Despite these positive trends, nobody will deny that many problems still remain to be solved. For example, hundreds of billions of dollars of taxpayers’ money are still annually diverted to promote inefficient and unproductive material and energy use in a wide range of economic sectors. But these are not caused by market failures (i.e. the inability of free-markets to address environmental concerns), but are rather the result of the absence of market forces. As illustrated by Terry Anderson in Breaking the Environmental Policy Gridlock, by Terry Anderson and Donald Leal in Free-Market Environmentalism, and by Richard Stroup and Roger Meiners in Cutting Green Tape, well-defined private property rights are a much simpler, cheaper and effective way to fight pollution and waste than the complex environmental laws that have been implemented in recent decades. If somebody dumps pollution on your property, just sue them! Is a common property being overgrazed? Privatize it! Are people wasting too much water because it is subsidized? Cut the subsidies! Is a species going extinct? Make sure that local people, and not government officials, own it. As Ike Sugg and Michael’t Sas-Rolfes remind us in the Elephants/Rhinos set, privately-owned cows, sheep, goats and chickens are consumed in huge numbers, yet their populations thrive because self-interest leads owners to maintain their value. This book presents a compelling case that African big game animals and other species can be saved only by harnessing the self-interest of local people, which means letting them own the animals. Then, the authors explain, wilderness will generate enough revenue from tourists and hunters, making land worth more as game habitat than as potential farmland. And, of course, what is true for Africa is just as valid for U.S. national parks.
Despite all the good news and the scientific evidence, your kids will likely be subjected to doom and gloom predictions in their assigned textbooks.

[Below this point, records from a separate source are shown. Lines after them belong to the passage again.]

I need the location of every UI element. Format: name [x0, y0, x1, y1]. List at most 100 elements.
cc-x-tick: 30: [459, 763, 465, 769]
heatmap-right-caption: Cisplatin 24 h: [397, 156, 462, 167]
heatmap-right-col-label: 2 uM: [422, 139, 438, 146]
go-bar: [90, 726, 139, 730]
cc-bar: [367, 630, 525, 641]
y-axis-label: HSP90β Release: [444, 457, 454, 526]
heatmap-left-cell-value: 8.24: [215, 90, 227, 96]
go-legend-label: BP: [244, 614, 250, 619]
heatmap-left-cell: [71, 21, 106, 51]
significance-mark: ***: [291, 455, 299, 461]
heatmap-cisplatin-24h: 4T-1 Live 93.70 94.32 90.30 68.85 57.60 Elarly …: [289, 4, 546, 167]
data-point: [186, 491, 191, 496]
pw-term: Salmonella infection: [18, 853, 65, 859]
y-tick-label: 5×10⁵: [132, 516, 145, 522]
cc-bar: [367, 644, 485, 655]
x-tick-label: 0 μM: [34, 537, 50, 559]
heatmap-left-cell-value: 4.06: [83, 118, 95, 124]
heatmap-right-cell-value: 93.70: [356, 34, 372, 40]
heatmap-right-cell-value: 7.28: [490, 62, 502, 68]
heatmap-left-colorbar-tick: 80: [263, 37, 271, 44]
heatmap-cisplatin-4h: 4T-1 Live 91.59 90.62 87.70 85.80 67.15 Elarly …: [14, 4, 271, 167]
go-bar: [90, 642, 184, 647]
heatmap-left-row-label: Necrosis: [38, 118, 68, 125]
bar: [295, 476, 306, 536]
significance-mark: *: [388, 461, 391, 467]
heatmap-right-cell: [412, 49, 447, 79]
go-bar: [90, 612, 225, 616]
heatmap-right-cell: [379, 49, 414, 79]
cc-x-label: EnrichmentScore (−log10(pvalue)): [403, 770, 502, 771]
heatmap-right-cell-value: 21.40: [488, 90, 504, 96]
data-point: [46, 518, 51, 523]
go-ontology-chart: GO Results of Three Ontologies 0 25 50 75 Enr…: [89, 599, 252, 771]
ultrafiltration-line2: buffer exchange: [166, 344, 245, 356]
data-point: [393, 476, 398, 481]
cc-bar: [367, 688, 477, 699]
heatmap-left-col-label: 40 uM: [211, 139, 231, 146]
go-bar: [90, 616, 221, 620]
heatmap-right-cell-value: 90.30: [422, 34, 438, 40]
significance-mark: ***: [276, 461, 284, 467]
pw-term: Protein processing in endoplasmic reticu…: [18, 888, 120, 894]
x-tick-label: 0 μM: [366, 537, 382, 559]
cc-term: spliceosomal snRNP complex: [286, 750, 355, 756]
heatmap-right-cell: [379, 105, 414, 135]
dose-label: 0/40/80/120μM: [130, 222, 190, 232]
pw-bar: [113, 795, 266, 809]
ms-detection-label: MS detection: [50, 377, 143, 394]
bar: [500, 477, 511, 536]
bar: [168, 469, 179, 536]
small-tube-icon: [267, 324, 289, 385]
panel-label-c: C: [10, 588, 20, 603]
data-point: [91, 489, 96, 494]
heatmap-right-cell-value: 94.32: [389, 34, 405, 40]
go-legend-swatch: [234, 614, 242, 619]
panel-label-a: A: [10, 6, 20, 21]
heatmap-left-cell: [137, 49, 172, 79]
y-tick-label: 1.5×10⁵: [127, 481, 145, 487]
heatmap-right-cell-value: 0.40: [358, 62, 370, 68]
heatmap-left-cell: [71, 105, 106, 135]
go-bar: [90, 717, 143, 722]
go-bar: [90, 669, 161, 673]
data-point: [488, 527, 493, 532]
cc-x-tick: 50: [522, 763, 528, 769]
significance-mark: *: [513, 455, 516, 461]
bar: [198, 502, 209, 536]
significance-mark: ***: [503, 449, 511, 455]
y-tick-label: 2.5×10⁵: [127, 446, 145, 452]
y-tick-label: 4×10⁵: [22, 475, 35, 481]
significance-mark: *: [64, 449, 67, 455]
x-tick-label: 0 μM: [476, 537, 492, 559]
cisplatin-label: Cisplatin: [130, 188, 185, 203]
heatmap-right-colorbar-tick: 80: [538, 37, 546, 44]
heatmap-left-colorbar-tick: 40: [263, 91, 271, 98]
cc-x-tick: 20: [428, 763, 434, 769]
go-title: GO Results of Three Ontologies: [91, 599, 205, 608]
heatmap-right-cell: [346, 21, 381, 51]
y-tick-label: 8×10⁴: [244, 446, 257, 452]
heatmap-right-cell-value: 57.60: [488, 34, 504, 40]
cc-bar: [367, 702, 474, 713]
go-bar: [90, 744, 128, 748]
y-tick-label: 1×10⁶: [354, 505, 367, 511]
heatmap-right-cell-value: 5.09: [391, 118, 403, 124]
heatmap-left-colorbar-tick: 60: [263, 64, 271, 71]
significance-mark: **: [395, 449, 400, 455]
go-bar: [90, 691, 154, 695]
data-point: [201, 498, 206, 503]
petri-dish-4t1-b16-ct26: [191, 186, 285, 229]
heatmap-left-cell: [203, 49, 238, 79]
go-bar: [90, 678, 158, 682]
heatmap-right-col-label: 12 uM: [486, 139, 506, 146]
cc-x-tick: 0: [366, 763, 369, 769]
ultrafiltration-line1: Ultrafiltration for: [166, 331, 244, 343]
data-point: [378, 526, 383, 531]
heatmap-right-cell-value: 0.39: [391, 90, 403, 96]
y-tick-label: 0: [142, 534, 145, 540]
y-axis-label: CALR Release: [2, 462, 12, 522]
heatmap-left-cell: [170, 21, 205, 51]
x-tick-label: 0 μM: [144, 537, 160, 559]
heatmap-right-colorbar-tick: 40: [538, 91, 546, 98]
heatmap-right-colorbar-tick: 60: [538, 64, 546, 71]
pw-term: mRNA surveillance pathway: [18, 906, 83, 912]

A good way to teach your kids the basic truths about the real state of our world is to get a copy of Facts, Not Fear: A Parent’s Guide to Teaching Children About the Environment by Michael Sanera and Jane Shaw.
As counterintuitive as this may sound after years of misanthropic environmentalist propaganda, the best way to solve our environmental problems is to get rid of government restrictions and subsidies that prevent the efficient use of resources and to tear down the socialist institutions that regulate many economic sectors, from transportation to urban growth (on this topic, see A Guide to Smart Growth by Jane Shaw and Ronald Utt). In the end, the free-market is the only system that is truly sustainable.
Pierre Desrochers est directeur de la recherche à l’IEDM.